I was running the show though, it felt good to know that after three years I was getting somewhere, somewhere with my confidence levels, my ability to delegate and my ability stay calm. However, as I gave the order to switch the person performing CPR and to give the ninth dose of adrenaline. It struck a chord with me. 57 mins of jumping up and down on this patient's chest, for what reason anymore. There had been no output throughout, no ounce of response from this patient. For the first time since beginning my training I began the process of “stopping CPR”. For me this didn’t sit comfortably during the process of resuscitation you just sort of run on autopilot. But having time to reflect you realise the enormity of the decision you are making. I’m 22 and I am about to make the decision that this patient is no longer going to receive the resuscitation treatment that is keeping him alive. A patient that I had a connection to, a person that an hour a go was alive and talking to me. I felt myself becoming angry that he wasn’t going to survive.
On paper, he had such a good chance of survival, good chest compressions the moment he went down, intubated (tube down his throat to assist with his breathing) and cannulated (needle in his hand to administer drugs) within mins of this, but patients aren’t like textbooks, and now I had to make the decision to stop. I called for a review of what we had been doing. Going head to toe on the patient, in a way convincing myself that this was the right thing to do. I gave the order to stop CPR and have a final pulse and rhythm check, of which still nothing.
That was it…
The patient was life extinct, we all agreed to stop resuscitating the patient. I began performing my own little post-life routine, that I have created. Trying to make the patient look “presentable” for the family, however also to take my mind off what has just happened. Keeping myself busy. It wasn’t until after, while filling out the paperwork, that it suddenly hit me, what had happened, I had just made the decision to stop resuscitation, to stop attempting to save this man’s life. It was something that I have been contemplating since it happened, something that I am assured will become easier with experience. But now it reminds me how short life is, and how we have to live every day to the fullest, and treat everyone you meet as if you won’t meet them again. After I completed the paperwork, everyone congratulated me on how well I and performed.

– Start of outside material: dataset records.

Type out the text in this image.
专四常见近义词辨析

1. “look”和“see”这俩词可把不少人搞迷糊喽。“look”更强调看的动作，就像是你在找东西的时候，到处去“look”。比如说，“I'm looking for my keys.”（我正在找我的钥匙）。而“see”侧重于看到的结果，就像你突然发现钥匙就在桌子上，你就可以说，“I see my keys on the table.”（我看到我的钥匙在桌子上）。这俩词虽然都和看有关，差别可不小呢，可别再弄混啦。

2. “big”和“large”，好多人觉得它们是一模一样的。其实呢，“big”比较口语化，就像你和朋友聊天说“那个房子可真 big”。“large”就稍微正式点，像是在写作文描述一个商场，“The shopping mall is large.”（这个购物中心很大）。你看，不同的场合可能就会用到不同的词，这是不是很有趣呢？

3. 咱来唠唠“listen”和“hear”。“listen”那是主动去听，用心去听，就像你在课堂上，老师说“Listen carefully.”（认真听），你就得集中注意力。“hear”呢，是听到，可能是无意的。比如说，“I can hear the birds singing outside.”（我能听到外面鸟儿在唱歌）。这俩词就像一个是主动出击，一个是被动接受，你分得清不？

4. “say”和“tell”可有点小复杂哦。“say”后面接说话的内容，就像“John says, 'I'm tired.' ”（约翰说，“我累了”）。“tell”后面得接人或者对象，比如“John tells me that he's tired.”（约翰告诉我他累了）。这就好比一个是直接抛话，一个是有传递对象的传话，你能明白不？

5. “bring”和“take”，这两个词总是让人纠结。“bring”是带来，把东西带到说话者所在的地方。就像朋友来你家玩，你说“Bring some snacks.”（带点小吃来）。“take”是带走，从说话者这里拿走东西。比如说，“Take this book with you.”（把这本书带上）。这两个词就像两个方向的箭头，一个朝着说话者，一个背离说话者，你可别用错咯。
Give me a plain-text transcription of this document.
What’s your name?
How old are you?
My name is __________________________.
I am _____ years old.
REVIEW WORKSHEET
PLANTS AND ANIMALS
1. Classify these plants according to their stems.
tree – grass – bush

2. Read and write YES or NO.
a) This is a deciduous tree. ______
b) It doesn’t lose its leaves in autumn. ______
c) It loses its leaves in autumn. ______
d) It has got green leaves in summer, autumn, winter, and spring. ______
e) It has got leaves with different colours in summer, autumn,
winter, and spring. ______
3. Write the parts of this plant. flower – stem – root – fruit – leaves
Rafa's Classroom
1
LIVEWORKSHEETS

But this did not have the same effect it usually does on me. I felt I had failed, failed this patient and his family, it didn’t quite hit me until I arrived back home that evening, where the anger set in. Why didn’t he survive I asked myself, self-destructive thoughts of could I have done anything better. Did I make the right decision to halt CPR. Of course the answer was that I did everything I could, he died because he died, nothing to do with my actions. But it took a long time to discover this. My mentor always used to say take home something from every patient, initially for me this was a sense of anger and dread towards my actions and the outcome, however this turned to a lease of life, wanting to live my life to the fullest, and to treat everyone I meet as if it's the last time.